A particle of mass m is moving in yz – plane with a uniform velocity v with its trajectory running parallel to + ve y – axis and intersecting z –axis at z = a.

The change in its angular momentum about the origin as it bounces elastically from a wall at y = constant is.
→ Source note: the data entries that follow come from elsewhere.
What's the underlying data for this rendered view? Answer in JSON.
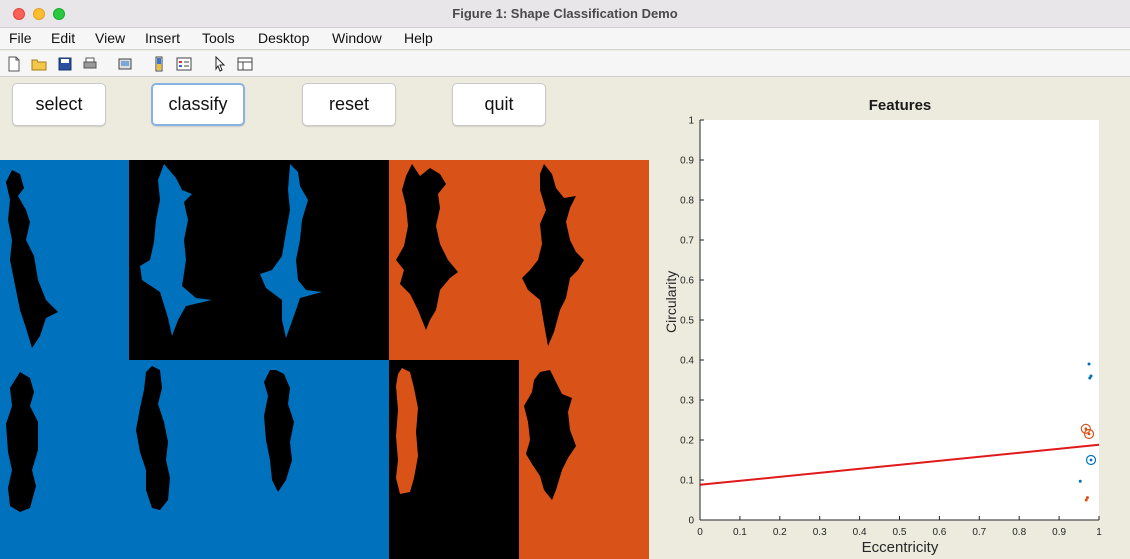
{
  "window": {
    "title": "Figure 1: Shape Classification Demo"
  },
  "menu": [
    "File",
    "Edit",
    "View",
    "Insert",
    "Tools",
    "Desktop",
    "Window",
    "Help"
  ],
  "toolbar_icons": [
    "new-file-icon",
    "open-folder-icon",
    "save-icon",
    "print-icon",
    "export-icon",
    "colorbar-icon",
    "legend-icon",
    "pointer-icon",
    "property-inspector-icon"
  ],
  "buttons": {
    "select": "select",
    "classify": "classify",
    "reset": "reset",
    "quit": "quit"
  },
  "colors": {
    "blue": "#0072bd",
    "orange": "#d95319",
    "black": "#000000",
    "line": "#e0191b"
  },
  "image_grid": {
    "tiles": [
      {
        "row": 1,
        "col": 1,
        "background": "blue",
        "shape": "fish",
        "fill": "black"
      },
      {
        "row": 1,
        "col": 2,
        "background": "black",
        "shape": "fish",
        "fill": "blue"
      },
      {
        "row": 1,
        "col": 3,
        "background": "black",
        "shape": "fish",
        "fill": "blue"
      },
      {
        "row": 1,
        "col": 4,
        "background": "orange",
        "shape": "fish",
        "fill": "black"
      },
      {
        "row": 1,
        "col": 5,
        "background": "orange",
        "shape": "fish",
        "fill": "black"
      },
      {
        "row": 2,
        "col": 1,
        "background": "blue",
        "shape": "fish",
        "fill": "black"
      },
      {
        "row": 2,
        "col": 2,
        "background": "blue",
        "shape": "fish",
        "fill": "black"
      },
      {
        "row": 2,
        "col": 3,
        "background": "blue",
        "shape": "fish",
        "fill": "black"
      },
      {
        "row": 2,
        "col": 4,
        "background": "black",
        "shape": "fish",
        "fill": "orange"
      },
      {
        "row": 2,
        "col": 5,
        "background": "orange",
        "shape": "fish",
        "fill": "black"
      }
    ]
  },
  "chart_data": {
    "type": "scatter",
    "title": "Features",
    "xlabel": "Eccentricity",
    "ylabel": "Circularity",
    "xlim": [
      0,
      1
    ],
    "ylim": [
      0,
      1
    ],
    "xticks": [
      "0",
      "0.1",
      "0.2",
      "0.3",
      "0.4",
      "0.5",
      "0.6",
      "0.7",
      "0.8",
      "0.9",
      "1"
    ],
    "yticks": [
      "0",
      "0.1",
      "0.2",
      "0.3",
      "0.4",
      "0.5",
      "0.6",
      "0.7",
      "0.8",
      "0.9",
      "1"
    ],
    "series": [
      {
        "color": "#0072bd",
        "marker": "dot",
        "points": [
          [
            0.975,
            0.39
          ],
          [
            0.977,
            0.355
          ],
          [
            0.98,
            0.36
          ],
          [
            0.953,
            0.097
          ]
        ]
      },
      {
        "color": "#0072bd",
        "marker": "circle-dot",
        "points": [
          [
            0.98,
            0.15
          ]
        ]
      },
      {
        "color": "#d95319",
        "marker": "dot",
        "points": [
          [
            0.971,
            0.056
          ],
          [
            0.968,
            0.05
          ]
        ]
      },
      {
        "color": "#d95319",
        "marker": "circle-dot",
        "points": [
          [
            0.967,
            0.228
          ],
          [
            0.975,
            0.215
          ]
        ]
      }
    ],
    "decision_line": {
      "color": "#e0191b",
      "points": [
        [
          0,
          0.088
        ],
        [
          1,
          0.188
        ]
      ]
    },
    "grid": false
  }
}
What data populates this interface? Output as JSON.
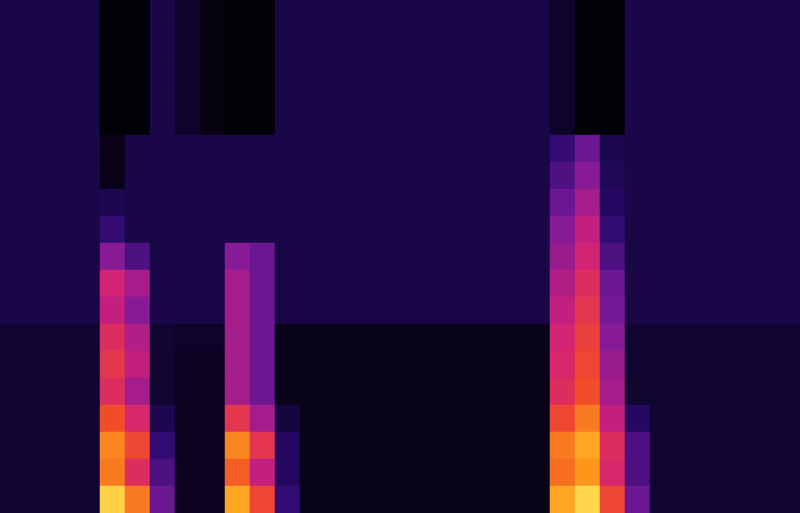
{
  "chart_data": {
    "type": "heatmap",
    "tick_labels": false,
    "value_range": [
      0,
      100
    ],
    "cells": [
      [
        18,
        18,
        18,
        18,
        2,
        2,
        18,
        10,
        4,
        2,
        2,
        18,
        18,
        18,
        18,
        18,
        18,
        18,
        18,
        18,
        18,
        18,
        10,
        2,
        2,
        18,
        18,
        18,
        18,
        18,
        18,
        18
      ],
      [
        18,
        18,
        18,
        18,
        2,
        2,
        18,
        10,
        4,
        2,
        2,
        18,
        18,
        18,
        18,
        18,
        18,
        18,
        18,
        18,
        18,
        18,
        10,
        2,
        2,
        18,
        18,
        18,
        18,
        18,
        18,
        18
      ],
      [
        18,
        18,
        18,
        18,
        2,
        2,
        18,
        10,
        4,
        2,
        2,
        18,
        18,
        18,
        18,
        18,
        18,
        18,
        18,
        18,
        18,
        18,
        10,
        2,
        2,
        18,
        18,
        18,
        18,
        18,
        18,
        18
      ],
      [
        18,
        18,
        18,
        18,
        2,
        2,
        18,
        10,
        4,
        2,
        2,
        18,
        18,
        18,
        18,
        18,
        18,
        18,
        18,
        18,
        18,
        18,
        10,
        2,
        2,
        18,
        18,
        18,
        18,
        18,
        18,
        18
      ],
      [
        18,
        18,
        18,
        18,
        2,
        2,
        18,
        10,
        4,
        2,
        2,
        18,
        18,
        18,
        18,
        18,
        18,
        18,
        18,
        18,
        18,
        18,
        10,
        2,
        2,
        18,
        18,
        18,
        18,
        18,
        18,
        18
      ],
      [
        18,
        18,
        18,
        18,
        6,
        18,
        18,
        18,
        18,
        18,
        18,
        18,
        18,
        18,
        18,
        18,
        18,
        18,
        18,
        18,
        18,
        18,
        30,
        40,
        20,
        18,
        18,
        18,
        18,
        18,
        18,
        18
      ],
      [
        18,
        18,
        18,
        18,
        6,
        18,
        18,
        18,
        18,
        18,
        18,
        18,
        18,
        18,
        18,
        18,
        18,
        18,
        18,
        18,
        18,
        18,
        35,
        45,
        22,
        18,
        18,
        18,
        18,
        18,
        18,
        18
      ],
      [
        18,
        18,
        18,
        18,
        20,
        18,
        18,
        18,
        18,
        18,
        18,
        18,
        18,
        18,
        18,
        18,
        18,
        18,
        18,
        18,
        18,
        18,
        40,
        50,
        25,
        18,
        18,
        18,
        18,
        18,
        18,
        18
      ],
      [
        18,
        18,
        18,
        18,
        30,
        18,
        18,
        18,
        18,
        18,
        18,
        18,
        18,
        18,
        18,
        18,
        18,
        18,
        18,
        18,
        18,
        18,
        45,
        55,
        30,
        18,
        18,
        18,
        18,
        18,
        18,
        18
      ],
      [
        18,
        18,
        18,
        18,
        45,
        35,
        18,
        18,
        18,
        45,
        40,
        18,
        18,
        18,
        18,
        18,
        18,
        18,
        18,
        18,
        18,
        18,
        48,
        58,
        35,
        18,
        18,
        18,
        18,
        18,
        18,
        18
      ],
      [
        18,
        18,
        18,
        18,
        58,
        50,
        18,
        18,
        18,
        50,
        40,
        18,
        18,
        18,
        18,
        18,
        18,
        18,
        18,
        18,
        18,
        18,
        52,
        62,
        40,
        18,
        18,
        18,
        18,
        18,
        18,
        18
      ],
      [
        18,
        18,
        18,
        18,
        55,
        45,
        18,
        18,
        18,
        50,
        40,
        18,
        18,
        18,
        18,
        18,
        18,
        18,
        18,
        18,
        18,
        18,
        55,
        65,
        42,
        18,
        18,
        18,
        18,
        18,
        18,
        18
      ],
      [
        12,
        12,
        12,
        12,
        62,
        52,
        12,
        10,
        10,
        50,
        40,
        6,
        6,
        6,
        6,
        6,
        6,
        6,
        6,
        6,
        6,
        6,
        58,
        68,
        45,
        12,
        12,
        12,
        12,
        12,
        12,
        12
      ],
      [
        12,
        12,
        12,
        12,
        65,
        55,
        12,
        8,
        8,
        50,
        40,
        6,
        6,
        6,
        6,
        6,
        6,
        6,
        6,
        6,
        6,
        6,
        60,
        70,
        48,
        12,
        12,
        12,
        12,
        12,
        12,
        12
      ],
      [
        12,
        12,
        12,
        12,
        62,
        50,
        12,
        8,
        8,
        50,
        40,
        6,
        6,
        6,
        6,
        6,
        6,
        6,
        6,
        6,
        6,
        6,
        62,
        72,
        50,
        12,
        12,
        12,
        12,
        12,
        12,
        12
      ],
      [
        12,
        12,
        12,
        12,
        72,
        60,
        20,
        8,
        8,
        65,
        50,
        15,
        6,
        6,
        6,
        6,
        6,
        6,
        6,
        6,
        6,
        6,
        70,
        80,
        55,
        25,
        12,
        12,
        12,
        12,
        12,
        12
      ],
      [
        12,
        12,
        12,
        12,
        82,
        70,
        30,
        8,
        8,
        82,
        65,
        25,
        6,
        6,
        6,
        6,
        6,
        6,
        6,
        6,
        6,
        6,
        80,
        88,
        62,
        35,
        12,
        12,
        12,
        12,
        12,
        12
      ],
      [
        12,
        12,
        12,
        12,
        80,
        62,
        35,
        8,
        8,
        75,
        55,
        25,
        6,
        6,
        6,
        6,
        6,
        6,
        6,
        6,
        6,
        6,
        78,
        85,
        60,
        35,
        12,
        12,
        12,
        12,
        12,
        12
      ],
      [
        12,
        12,
        12,
        12,
        95,
        80,
        40,
        8,
        8,
        88,
        70,
        30,
        6,
        6,
        6,
        6,
        6,
        6,
        6,
        6,
        6,
        6,
        88,
        96,
        70,
        40,
        12,
        12,
        12,
        12,
        12,
        12
      ]
    ]
  }
}
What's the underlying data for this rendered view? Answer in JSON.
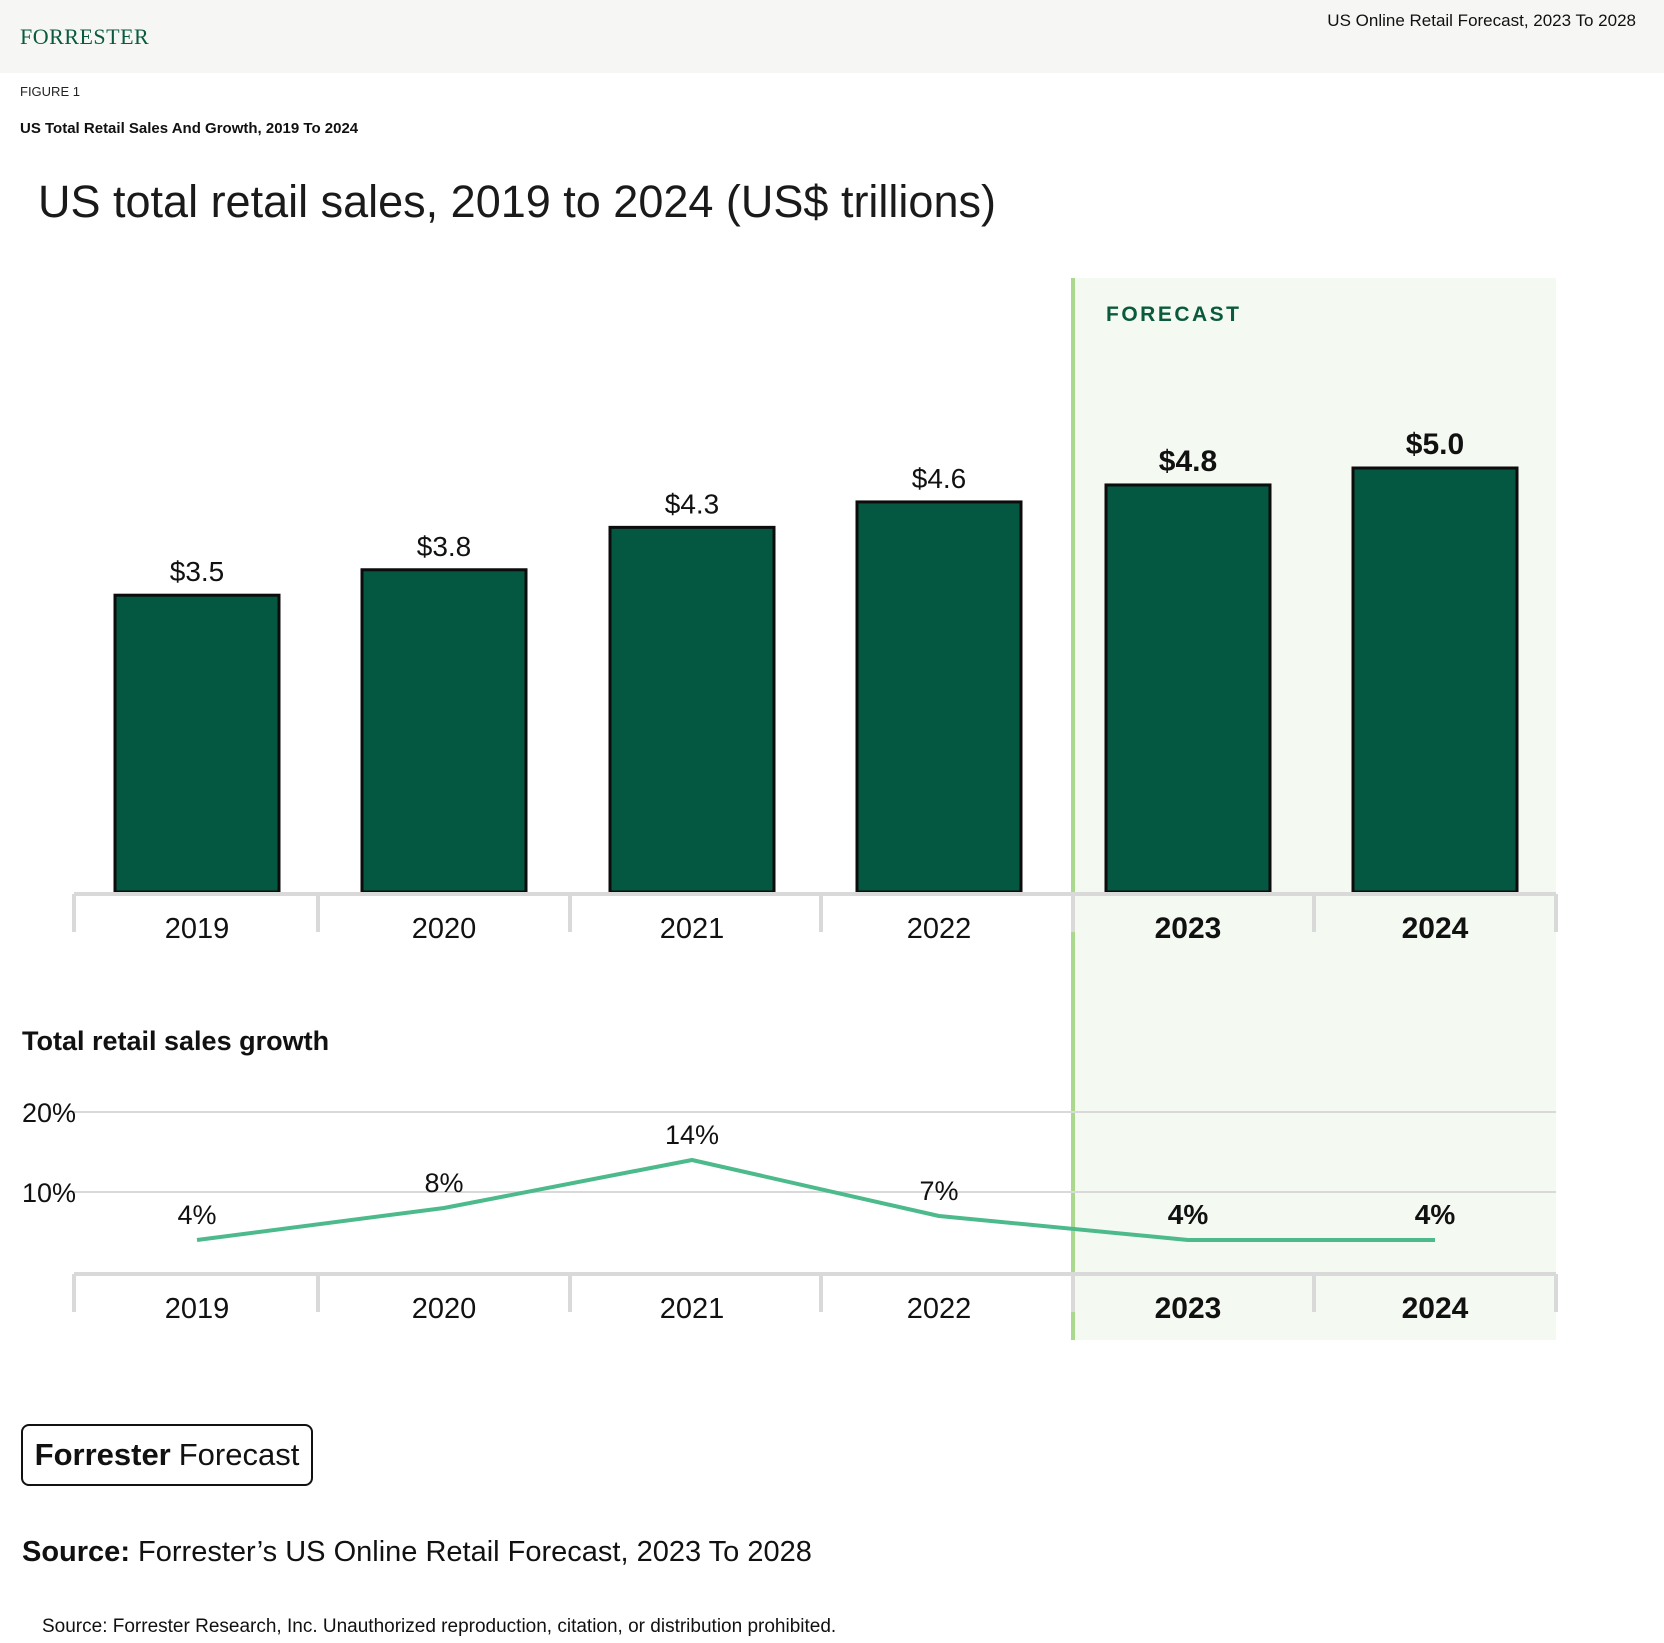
{
  "header": {
    "logo": "FORRESTER",
    "report_title": "US Online Retail Forecast, 2023 To 2028"
  },
  "figure": {
    "label": "FIGURE 1",
    "title": "US Total Retail Sales And Growth, 2019 To 2024"
  },
  "forecast_label": "FORECAST",
  "growth_title": "Total retail sales growth",
  "badge": {
    "bold": "Forrester",
    "rest": "Forecast"
  },
  "source": {
    "label": "Source:",
    "text": "Forrester’s US Online Retail Forecast, 2023 To 2028"
  },
  "footer": "Source: Forrester Research, Inc. Unauthorized reproduction, citation, or distribution prohibited.",
  "colors": {
    "bar": "#045741",
    "line": "#4cba8b",
    "forecast_panel": "#f4f9f2",
    "forecast_divider": "#aad88d",
    "forecast_text": "#0a5a3e"
  },
  "chart_data": [
    {
      "type": "bar",
      "title": "US total retail sales, 2019 to 2024 (US$ trillions)",
      "categories": [
        "2019",
        "2020",
        "2021",
        "2022",
        "2023",
        "2024"
      ],
      "values": [
        3.5,
        3.8,
        4.3,
        4.6,
        4.8,
        5.0
      ],
      "value_labels": [
        "$3.5",
        "$3.8",
        "$4.3",
        "$4.6",
        "$4.8",
        "$5.0"
      ],
      "forecast": [
        false,
        false,
        false,
        false,
        true,
        true
      ],
      "ylim": [
        0,
        5.0
      ],
      "grid": false
    },
    {
      "type": "line",
      "title": "Total retail sales growth",
      "categories": [
        "2019",
        "2020",
        "2021",
        "2022",
        "2023",
        "2024"
      ],
      "values": [
        4,
        8,
        14,
        7,
        4,
        4
      ],
      "value_labels": [
        "4%",
        "8%",
        "14%",
        "7%",
        "4%",
        "4%"
      ],
      "forecast": [
        false,
        false,
        false,
        false,
        true,
        true
      ],
      "yticks": [
        "20%",
        "10%"
      ],
      "ytick_values": [
        20,
        10
      ],
      "ylim": [
        0,
        20
      ],
      "grid": true
    }
  ]
}
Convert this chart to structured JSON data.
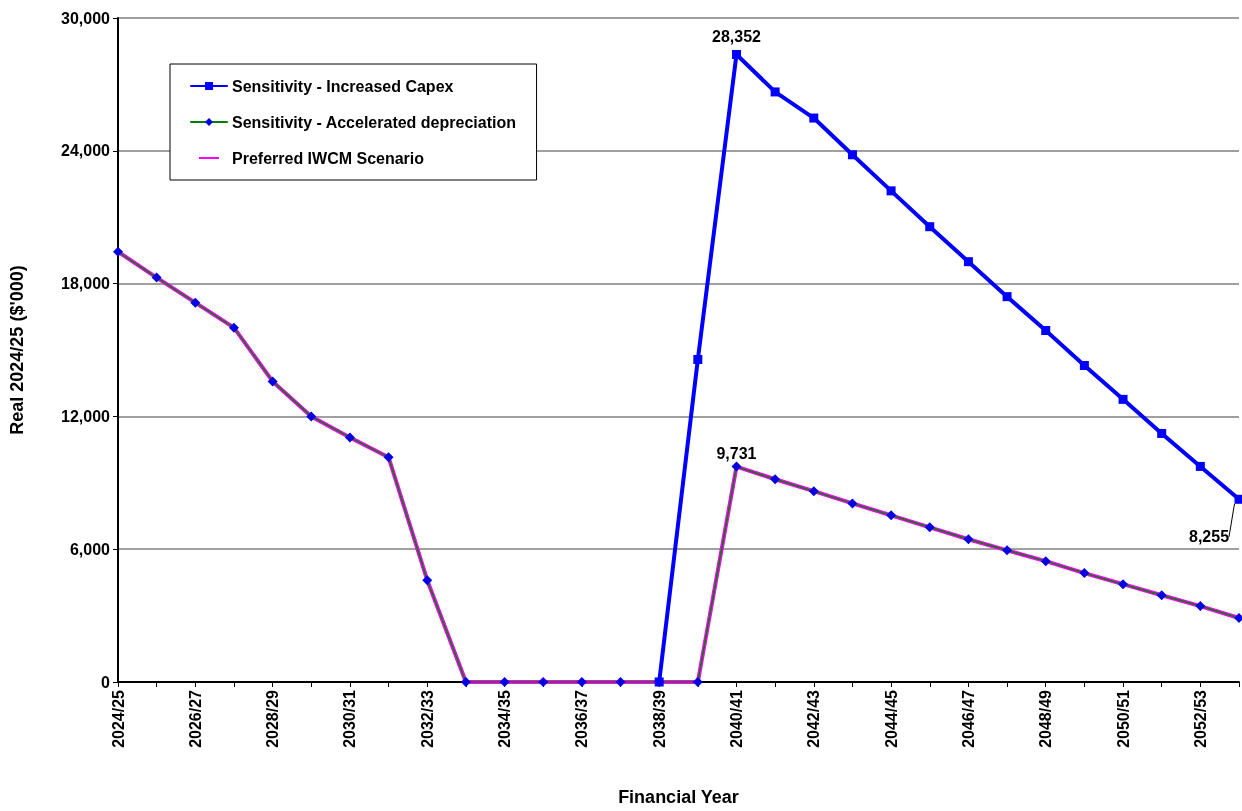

• A. $mva{\widehat{e}}_{X}$
• B. $2mva{\widehat{e}}_{X}$
• C. $ymv{\widehat{e}}_{X}$
• D. $2ymv{\widehat{e}}_{X}$

Answer 1

Answer: (B)

$2mva{\widehat{e}}_{X}$

Answer 2

The initial velocity is

${\overset{\rightarrow}{v}}_{i} = v{\widehat{e}}_{y}$

After reflections from the wall, the final velocity is ${\overset{\rightarrow}{v}}_{f} = - v{\widehat{e}}_{y}$

The trajectory is given as

$\overset{\rightarrow}{r} = y{\widehat{e}}_{y} + a{\widehat{e}}_{z}$

Hence, the change in angular momentum is

$\Delta\overset{\rightarrow}{L} = \overset{\rightarrow}{r} \times m({\overrightarrow{v}}_{f} - {\overrightarrow{v}}_{i})$

$= (y{\widehat{e}}_{y} + a{\widehat{e}}_{z}) \times ( - mv{\widehat{e}}_{y} - mv{\widehat{e}}_{y}) = (y{\widehat{e}}_{y} + a{\widehat{e}}_{z}) \times ( - 2mv{\widehat{e}}_{y})$

$= 2mva{\widehat{e}}_{x}\lbrack\therefore{\widehat{e}}_{y} \times {\widehat{e}}_{y} = 0and{\widehat{e}}_{z} \times {\widehat{e}}_{y} = - {\widehat{e}}_{x}\rbrack$